The researchers, let by Nicholas West, from the Leeds Institute of Molecular Medicine at the University of Leeds, said: "We have shown that good quality colon cancer surgery by use of mesocolic plane dissection removes more tissue around the tumour, which is associated with a 15% survival advantage at five years, rising to 27% in stage III disease.
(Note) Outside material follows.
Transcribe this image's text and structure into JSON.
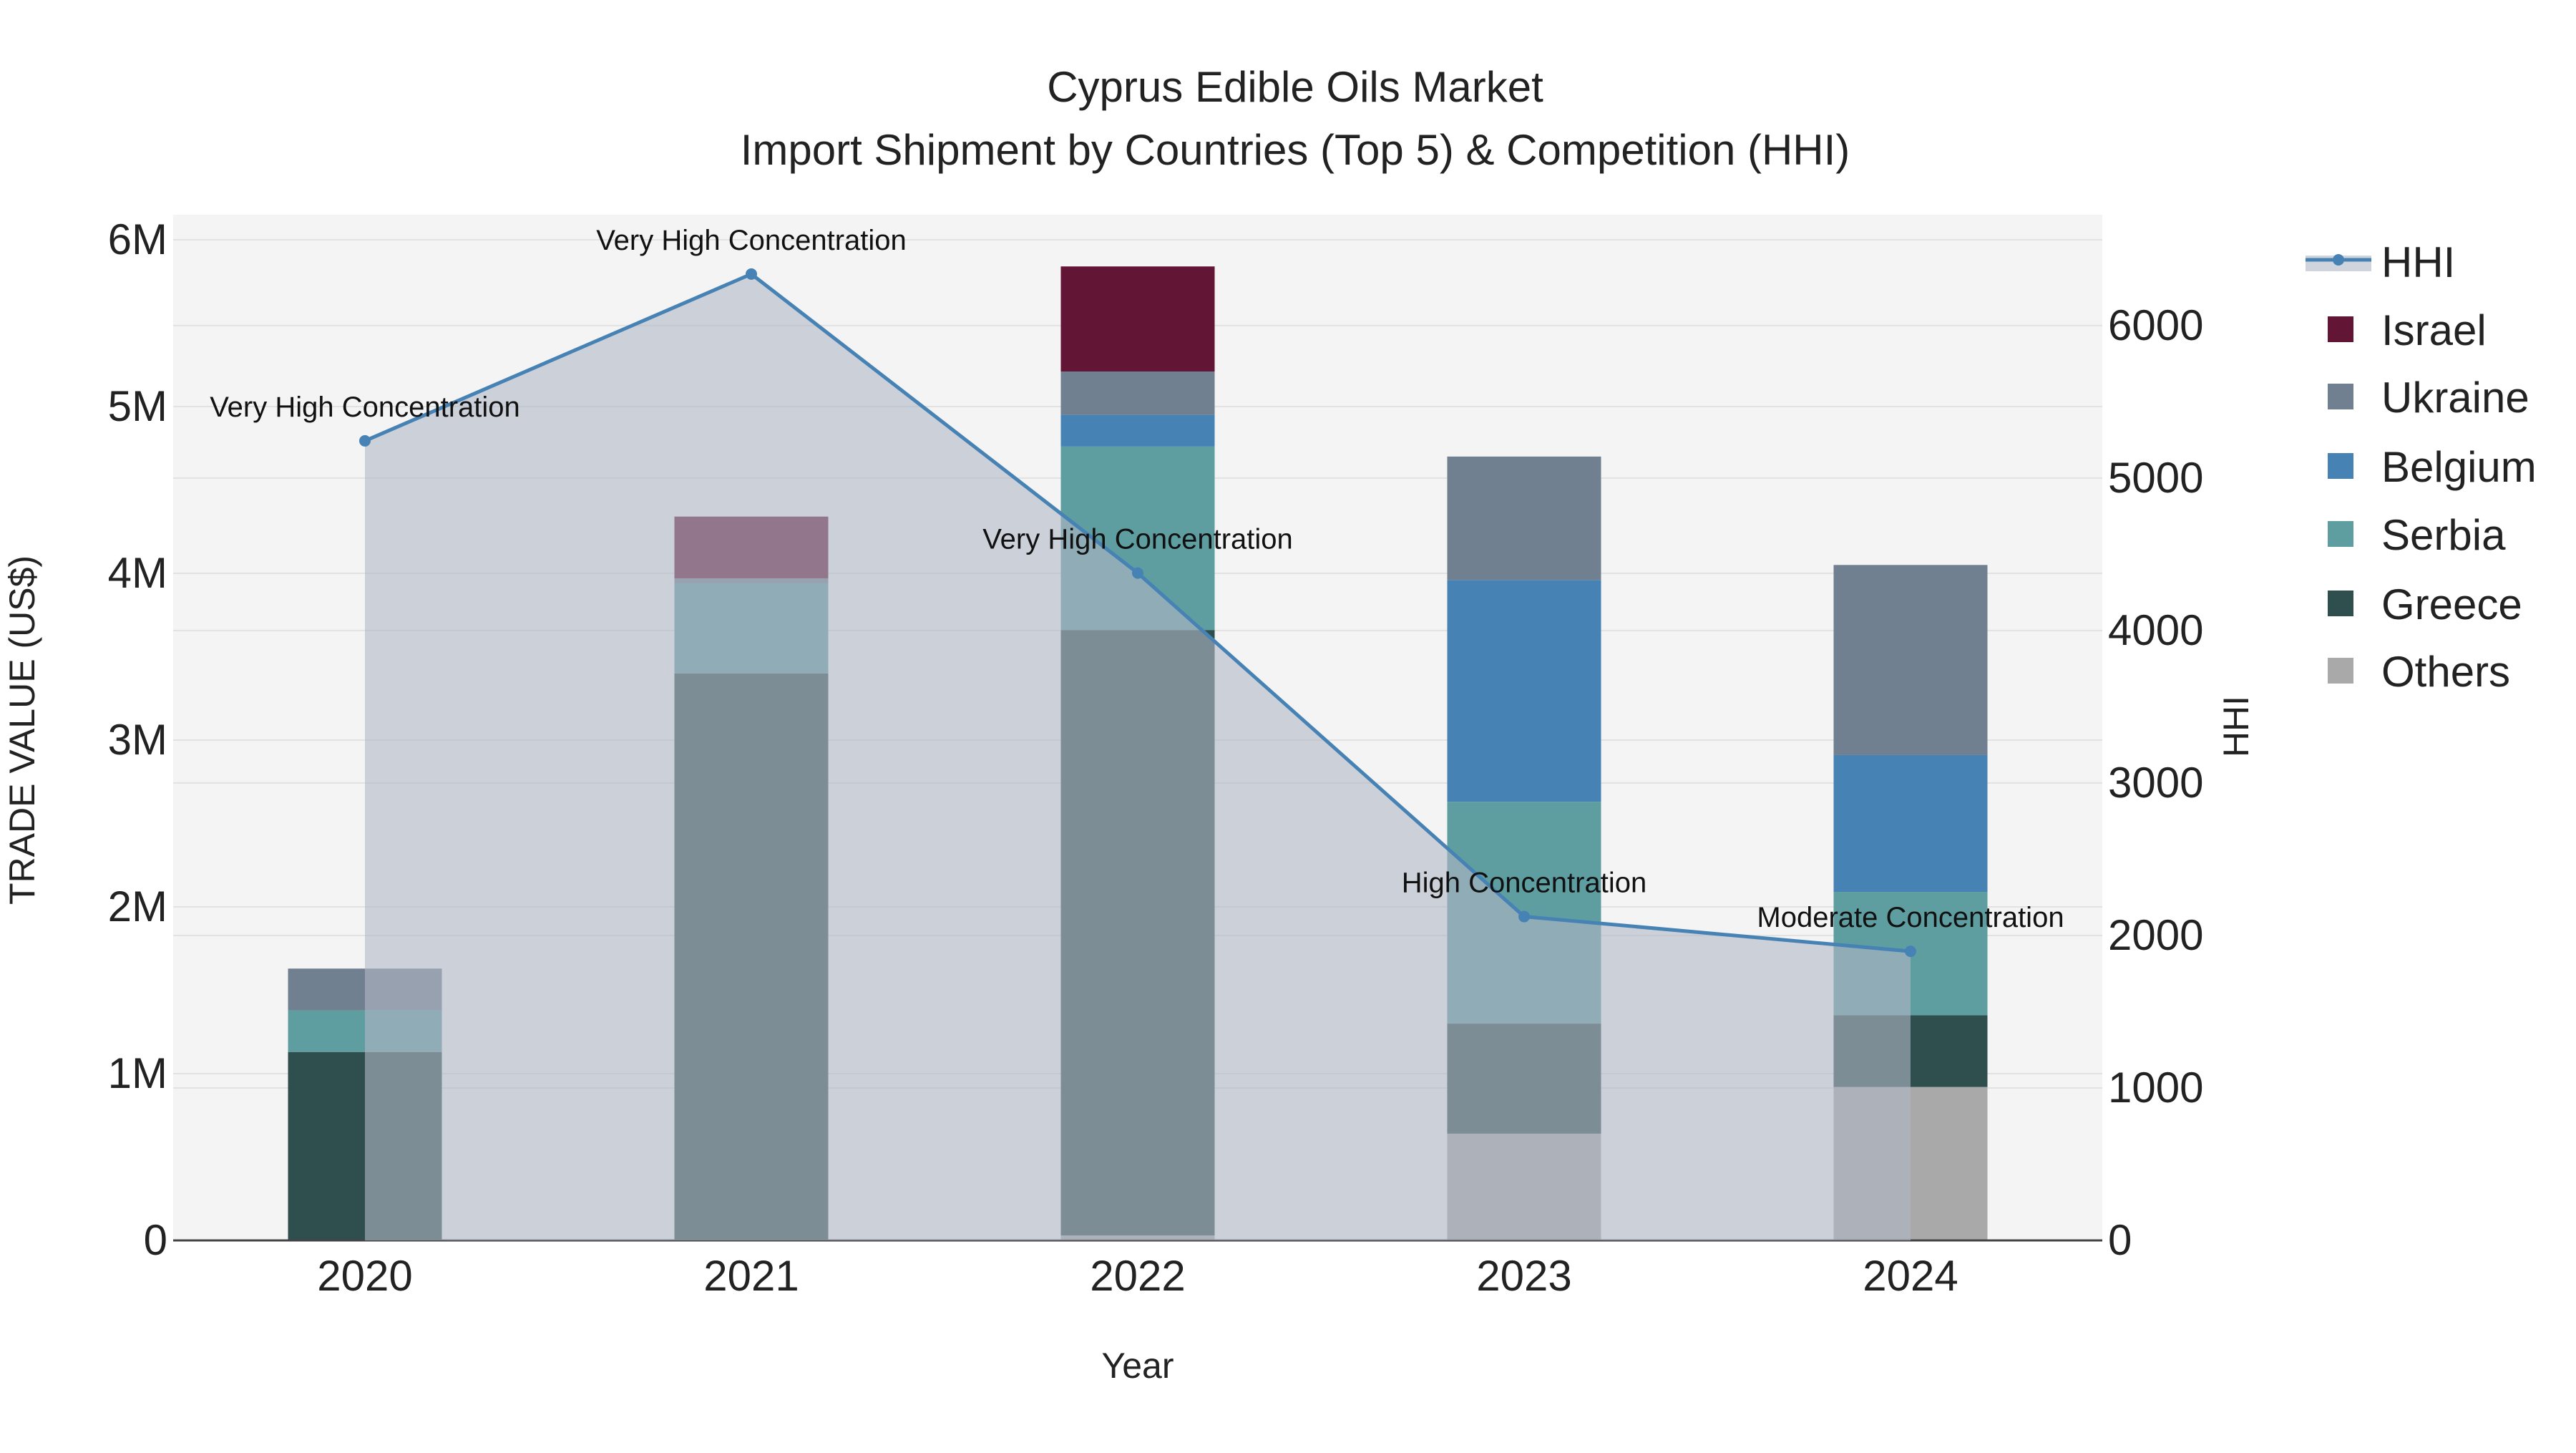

Improving the plane of dissection might improve survival, especially in patients with stage III disease." They added: "Our study suggests that in stage III disease, twice as many patients will be alive at five years if they are operated on in the mesocolic plane compared with the muscularis propria plane."
The research group concluded: "If this is confirmed by clinical trials, improvement of the plane of dissection might be a new cost-effective method of decreasing morbidity and mortality in patients with colon cancer." The plane of dissection is one of the measures currently being evaluated in the ongoing National Cancer Research Institute Fluoropyrimidine, Oxaliplatin and Targeted Receptor pre-Operative Therapy for colon cancer (FOxTROT) trial in patients with advanced resectable colon cancer.
In an accompanying editorial, Marcel den Dulk and Cornelis van de Velde, from Leiden University Medical Centre, Leiden, Netherlands, considered that the findings on the quality of surgical resection in colon cancer were 'alarming.' They agreed with the study authors that, as for rectal cancer, the quality of surgery seemed to be a very important factor in the prognosis of patients with colon cancer. They suggested that standardised pathological quality assessment of resection specimens of all solid cancers should be implemented in all new oncological trials and in daily clinical practice to provide feedback to surgeons to continuously improve the number of radical resections in the future.
Commenting on the study, Lars Påhlman, Professor of Surgery in the Department of Surgical Sciences, Colorectal unit, University Hospital Uppsala, Sweden, considered that it provided a more thorough evaluation of the pathology of colon cancer than had been carried out previously. He considered that the study findings were likely to apply to other surgical centres. "It pinpoints the necessity of thorough pathology," he suggested. "It is also important that there is a quality assurance in pathology, which has slowly been used in surgery and radiotherapy but not in medical oncology and pathology in cancer care."
"The paper from this center is a paper of excellence regarding the importance of assessing specimens in pathology. Therefore, it is of utmost importance that this systematic evaluation of specimens and their pathology is adopted in all other centres to make it possible to compare results from different centres and trials," Professor Påhlman concluded.
References
West, NP, Morris, EJ, Rotimi, O et al. Pathology grading of colon cancer surgical resection and its association with survival: a retrospective observational study. Lancet Oncology 2008; 9: 857-865.
Den Dulk, M, van de Velde, CJH. Time to focus on the quality of colon-cancer surgery. Lancet Oncology 2008; 9: 815-817.